The U.S. Department of Labor
(DOL) has issued guidance on the application of the Family and
Medical Leave Act ("FMLA") to same-sex spouses. In
particular, the guidance provides that employees in same-sex
marriages are eligible to take FMLA leave to care for their spouses
only if they reside in a state that recognizes same-sex marriage.
Among other things, FMLA
entitles eligible employees to 12 weeks' leave to care for a
seriously ill or injured spouse or to deal with
"exigencies" related to their spouse's military
deployment. It also provides employees with up to 26 weeks'
leave to care for a spouse who has a military service related illness
DOL's guidance comes in the
wake of the Supreme Court's decision this past June in United States
v. Windsor, which struck down the provision in the Defense of
Marriage Act (DOMA) limiting the definition of "marriage"
and "spouse" under federal laws to heterosexual marriages.
(See the Alert of 6/27/2013 for further details.)

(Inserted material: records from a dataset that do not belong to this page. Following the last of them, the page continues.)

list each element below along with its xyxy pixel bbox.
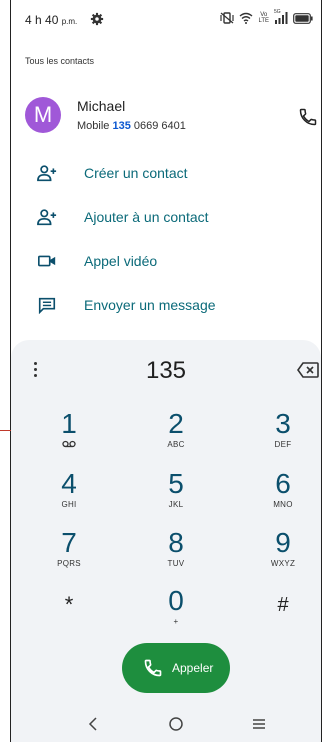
dial-key-4[interactable]: 4 GHI [24, 468, 114, 530]
wifi-icon [239, 12, 253, 24]
key-letters: PQRS [57, 559, 81, 568]
dial-key-9[interactable]: 9 WXYZ [238, 527, 321, 589]
message-icon [38, 297, 56, 314]
avatar: M [25, 97, 61, 133]
dial-key-1[interactable]: 1 [24, 408, 114, 470]
contact-name: Michael [77, 98, 126, 114]
key-digit: 9 [275, 527, 291, 558]
volte-bottom: LTE [258, 18, 269, 24]
key-letters: + [173, 617, 179, 626]
call-button[interactable]: Appeler [122, 643, 230, 693]
video-call-action[interactable]: Appel vidéo [11, 244, 321, 278]
right-frame-line [321, 0, 322, 742]
key-digit: 2 [168, 408, 184, 439]
key-letters: JKL [168, 500, 184, 509]
send-message-action[interactable]: Envoyer un message [11, 288, 321, 322]
contact-number-type: Mobile [77, 120, 110, 132]
phone-icon [144, 659, 162, 677]
create-contact-action[interactable]: Créer un contact [11, 156, 321, 190]
status-bar: 4 h 40 p.m. Vo LTE 5G [11, 0, 321, 38]
backspace-icon[interactable] [297, 362, 319, 378]
time-suffix: p.m. [61, 17, 78, 26]
contact-number-line: Mobile 135 0669 6401 [77, 120, 186, 132]
home-icon[interactable] [168, 716, 184, 732]
voicemail-icon [62, 440, 76, 448]
contact-number-rest: 0669 6401 [133, 120, 186, 132]
key-digit: 4 [61, 468, 77, 499]
battery-icon [293, 12, 313, 24]
volte-indicator: Vo LTE [258, 12, 269, 24]
status-time: 4 h 40 p.m. [25, 13, 77, 27]
dial-key-hash[interactable]: # [238, 589, 321, 651]
key-letters: WXYZ [270, 559, 296, 568]
signal-group: 5G [274, 9, 288, 24]
action-label: Ajouter à un contact [84, 209, 209, 225]
key-letters: GHI [61, 500, 77, 509]
key-digit: 8 [168, 527, 184, 558]
action-label: Envoyer un message [84, 297, 216, 313]
signal-icon [275, 12, 288, 24]
dial-key-7[interactable]: 7 PQRS [24, 527, 114, 589]
contact-number-match: 135 [112, 120, 131, 132]
dial-key-2[interactable]: 2 ABC [131, 408, 221, 470]
dialed-number[interactable]: 135 [11, 357, 321, 385]
person-add-icon [37, 209, 57, 226]
action-label: Créer un contact [84, 165, 188, 181]
dial-key-3[interactable]: 3 DEF [238, 408, 321, 470]
person-add-icon [37, 165, 57, 182]
vibrate-icon [220, 12, 235, 24]
key-digit: 6 [275, 468, 291, 499]
key-digit: 5 [168, 468, 184, 499]
gear-icon [90, 12, 104, 26]
key-digit: 1 [61, 408, 77, 439]
action-label: Appel vidéo [84, 253, 158, 269]
key-letters: TUV [167, 559, 185, 568]
back-icon[interactable] [86, 716, 102, 732]
recents-icon[interactable] [251, 716, 267, 732]
call-button-label: Appeler [172, 661, 214, 675]
time-value: 4 h 40 [25, 13, 59, 27]
key-digit: 7 [61, 527, 77, 558]
dial-key-star[interactable]: * [24, 589, 114, 651]
key-letters: MNO [273, 500, 293, 509]
key-letters: DEF [274, 440, 292, 449]
status-icons: Vo LTE 5G [220, 9, 313, 24]
phone-screen: 4 h 40 p.m. Vo LTE 5G Tous les contacts … [11, 0, 321, 742]
add-to-contact-action[interactable]: Ajouter à un contact [11, 200, 321, 234]
key-digit: 3 [275, 408, 291, 439]
dial-key-6[interactable]: 6 MNO [238, 468, 321, 530]
navigation-bar [11, 706, 321, 742]
key-digit: * [64, 592, 74, 617]
dial-key-0[interactable]: 0 + [131, 585, 221, 647]
video-icon [38, 255, 56, 267]
section-title: Tous les contacts [25, 56, 95, 66]
dial-key-8[interactable]: 8 TUV [131, 527, 221, 589]
key-letters: ABC [167, 440, 185, 449]
phone-icon[interactable] [298, 107, 318, 127]
dial-key-5[interactable]: 5 JKL [131, 468, 221, 530]
key-digit: 0 [168, 585, 184, 616]
key-digit: # [277, 594, 289, 616]
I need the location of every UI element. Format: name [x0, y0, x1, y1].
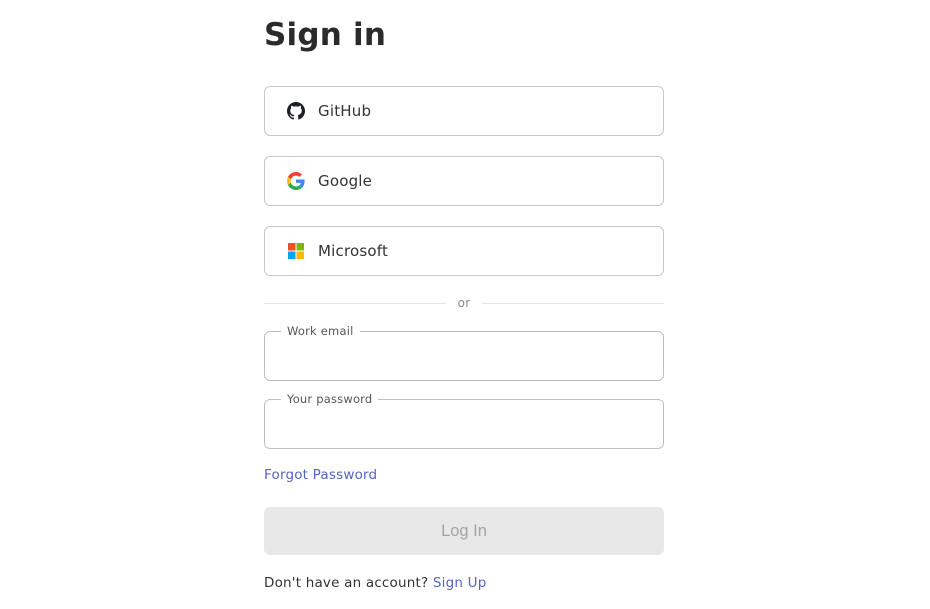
or-divider: or	[264, 293, 665, 313]
forgot-password-link[interactable]: Forgot Password	[264, 466, 377, 484]
microsoft-sign-in-button[interactable]: Microsoft	[264, 226, 664, 276]
email-input[interactable]	[277, 342, 651, 372]
google-sign-in-button[interactable]: Google	[264, 156, 664, 206]
microsoft-label: Microsoft	[318, 242, 389, 260]
signup-prompt: Don't have an account? Sign Up	[264, 574, 486, 592]
divider-line-left	[264, 302, 446, 304]
divider-text: or	[457, 296, 471, 310]
email-field: Work email	[264, 323, 664, 381]
github-icon	[287, 102, 305, 120]
microsoft-icon	[287, 242, 305, 260]
signup-prompt-text: Don't have an account?	[264, 575, 429, 591]
divider-line-right	[482, 302, 665, 304]
github-sign-in-button[interactable]: GitHub	[264, 86, 664, 136]
google-label: Google	[318, 172, 373, 190]
google-icon	[287, 172, 305, 190]
password-input[interactable]	[277, 410, 651, 440]
github-label: GitHub	[318, 102, 372, 120]
page-title: Sign in	[264, 17, 387, 53]
sign-up-link[interactable]: Sign Up	[433, 575, 487, 591]
log-in-button[interactable]: Log In	[264, 507, 664, 555]
password-field: Your password	[264, 391, 664, 449]
password-field-label: Your password	[281, 391, 379, 407]
email-field-label: Work email	[281, 323, 360, 339]
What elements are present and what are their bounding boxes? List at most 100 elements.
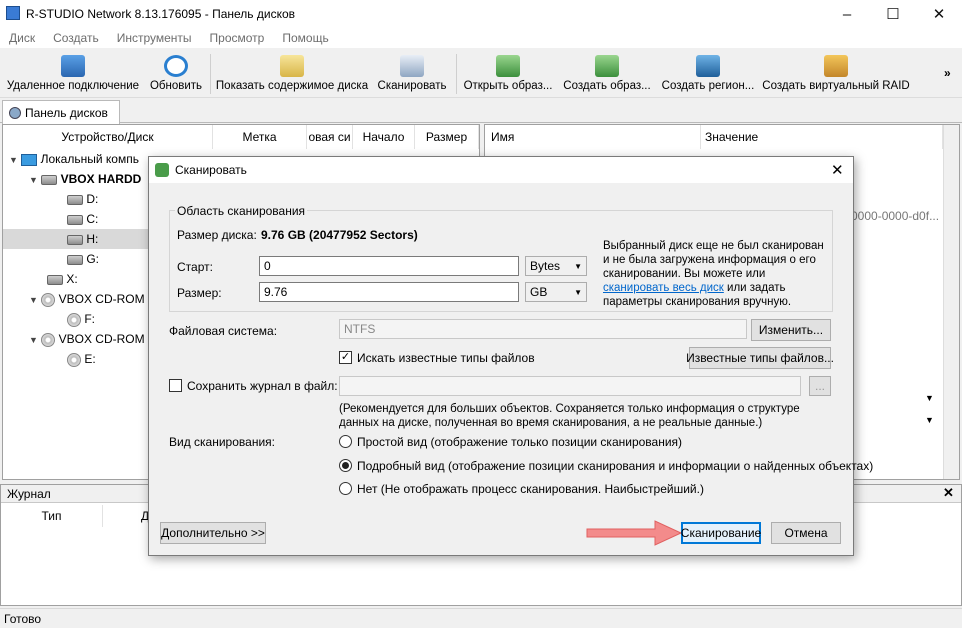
virtual-raid-button[interactable]: Создать виртуальный RAID — [762, 52, 910, 96]
scan-whole-disk-link[interactable]: сканировать весь диск — [603, 282, 724, 294]
scan-dialog-icon — [155, 163, 169, 177]
tab-disk-panel[interactable]: Панель дисков — [2, 100, 120, 124]
size-input[interactable]: 9.76 — [259, 282, 519, 302]
scan-dialog: Сканировать ✕ Область сканирования Разме… — [148, 156, 873, 556]
toolbar-separator — [456, 54, 457, 94]
dialog-title-bar: Сканировать ✕ — [149, 157, 853, 183]
journal-column-type[interactable]: Тип — [1, 505, 103, 527]
refresh-button[interactable]: Обновить — [148, 52, 204, 96]
open-image-button[interactable]: Открыть образ... — [462, 52, 554, 96]
highlight-arrow — [586, 520, 683, 546]
start-unit-select[interactable]: Bytes ▼ — [525, 256, 587, 276]
menu-view[interactable]: Просмотр — [201, 31, 274, 45]
browse-log-button[interactable]: ... — [809, 376, 831, 396]
known-file-types-button[interactable]: Известные типы файлов... — [686, 347, 834, 369]
computer-icon — [21, 153, 38, 166]
partition-icon — [67, 194, 83, 205]
tree-row-label: E: — [84, 352, 96, 366]
no-view-label: Нет (Не отображать процесс сканирования.… — [357, 482, 704, 496]
tree-row-label: VBOX CD-ROM — [58, 332, 145, 346]
column-header-fs[interactable]: овая си — [307, 125, 353, 149]
menu-create[interactable]: Создать — [44, 31, 108, 45]
create-image-button[interactable]: Создать образ... — [560, 52, 654, 96]
tree-row-label: C: — [86, 212, 99, 226]
column-header-start[interactable]: Начало — [353, 125, 415, 149]
collapse-icon[interactable]: ▼ — [29, 175, 38, 185]
scan-toolbar-button[interactable]: Сканировать — [374, 52, 450, 96]
show-content-icon — [280, 55, 304, 77]
known-types-checkbox[interactable]: ✓ — [339, 351, 352, 364]
menu-disk[interactable]: Диск — [0, 31, 44, 45]
tree-row-label: D: — [86, 192, 99, 206]
column-header-label[interactable]: Метка — [213, 125, 307, 149]
start-label: Старт: — [177, 260, 213, 274]
start-input[interactable]: 0 — [259, 256, 519, 276]
refresh-label: Обновить — [149, 80, 203, 92]
status-bar: Готово — [0, 608, 962, 628]
maximize-button[interactable]: ☐ — [870, 0, 916, 28]
virtual-raid-label: Создать виртуальный RAID — [762, 80, 910, 92]
journal-title: Журнал — [7, 487, 51, 501]
column-header-size[interactable]: Размер — [415, 125, 479, 149]
app-icon — [6, 6, 20, 20]
partition-icon — [47, 274, 63, 285]
tree-row-label: F: — [84, 312, 96, 326]
tree-row-label: X: — [66, 272, 78, 286]
collapse-icon[interactable]: ▼ — [29, 295, 38, 305]
cd-partition-icon — [67, 352, 81, 367]
title-bar: R-STUDIO Network 8.13.176095 - Панель ди… — [0, 0, 962, 28]
scan-view-label: Вид сканирования: — [169, 435, 275, 449]
column-header-name[interactable]: Имя — [485, 125, 701, 149]
known-types-label: Искать известные типы файлов — [357, 351, 535, 365]
minimize-button[interactable]: – — [824, 0, 870, 28]
close-button[interactable]: ✕ — [916, 0, 962, 28]
scan-icon — [400, 55, 424, 77]
window-title: R-STUDIO Network 8.13.176095 - Панель ди… — [26, 7, 295, 21]
property-value-fragment: 0000-0000-d0f... — [851, 209, 940, 223]
no-view-radio[interactable] — [339, 482, 352, 495]
tree-row-label: VBOX HARDD — [60, 172, 142, 186]
remote-connect-button[interactable]: Удаленное подключение — [6, 52, 140, 96]
create-region-icon — [696, 55, 720, 77]
tab-disk-panel-label: Панель дисков — [25, 105, 108, 120]
scan-info-text: Выбранный диск еще не был сканирован и н… — [603, 239, 827, 309]
collapse-icon[interactable]: ▼ — [29, 335, 38, 345]
column-header-device[interactable]: Устройство/Диск — [3, 125, 213, 149]
save-log-checkbox[interactable] — [169, 379, 182, 392]
dropdown-arrow-icon[interactable]: ▼ — [925, 415, 934, 425]
menu-tools[interactable]: Инструменты — [108, 31, 201, 45]
disk-panel-icon — [9, 106, 21, 119]
tree-row-label: G: — [86, 252, 100, 266]
journal-close-icon[interactable]: ✕ — [943, 485, 954, 501]
cdrom-icon — [41, 332, 56, 347]
status-text: Готово — [4, 612, 42, 626]
start-scan-button[interactable]: Сканирование — [681, 522, 761, 544]
dialog-close-icon[interactable]: ✕ — [831, 161, 844, 179]
size-unit-value: GB — [530, 285, 548, 299]
collapse-icon[interactable]: ▼ — [9, 155, 18, 165]
menu-help[interactable]: Помощь — [273, 31, 337, 45]
properties-scrollbar[interactable] — [943, 125, 959, 479]
size-unit-select[interactable]: GB ▼ — [525, 282, 587, 302]
save-log-label: Сохранить журнал в файл: — [187, 379, 338, 393]
show-content-label: Показать содержимое диска — [215, 80, 369, 92]
detailed-view-radio[interactable] — [339, 459, 352, 472]
tree-row-label: H: — [86, 232, 99, 246]
toolbar: Удаленное подключение Обновить Показать … — [0, 48, 962, 98]
cd-partition-icon — [67, 312, 81, 327]
dropdown-arrow-icon[interactable]: ▼ — [925, 393, 934, 403]
cancel-button[interactable]: Отмена — [771, 522, 841, 544]
advanced-button[interactable]: Дополнительно >> — [160, 522, 266, 544]
show-content-button[interactable]: Показать содержимое диска — [216, 52, 368, 96]
chevron-down-icon: ▼ — [574, 287, 582, 297]
change-fs-button[interactable]: Изменить... — [751, 319, 831, 341]
refresh-icon — [164, 55, 188, 77]
toolbar-overflow-icon[interactable]: » — [944, 66, 951, 80]
scan-label: Сканировать — [377, 80, 447, 92]
simple-view-radio[interactable] — [339, 435, 352, 448]
column-header-value[interactable]: Значение — [701, 125, 943, 149]
create-region-button[interactable]: Создать регион... — [660, 52, 756, 96]
detailed-view-label: Подробный вид (отображение позиции скани… — [357, 459, 874, 473]
virtual-raid-icon — [824, 55, 848, 77]
open-image-label: Открыть образ... — [463, 80, 553, 92]
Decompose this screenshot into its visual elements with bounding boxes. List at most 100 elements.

Current FMLA regulations say
the term "spouse" only includes a spouse if the marriage is
recognized under the laws of the state in which the employee
resides. However, while DOMA was in effect, the federal
government would not recognize same-sex spouses.
DOL says the Court's
decision means that married same-sex couples residing in states where
same-sex marriage is recognized
must now be afforded
spousal FMLA rights. On the other hand, employers are not
required to make FMLA leave available to same-sex spouses who reside
in a state that does not recognize same-sex marriage.
DOL Secretary Tom Perez
recently commented that this guidance is "one of many
steps" the agency will take to implement the Supreme Court's
decision in Windsor, leaving open the possibility that current
regulations will be changed to give all same-sex marriages FMLA
rights, regardless of the state of residence.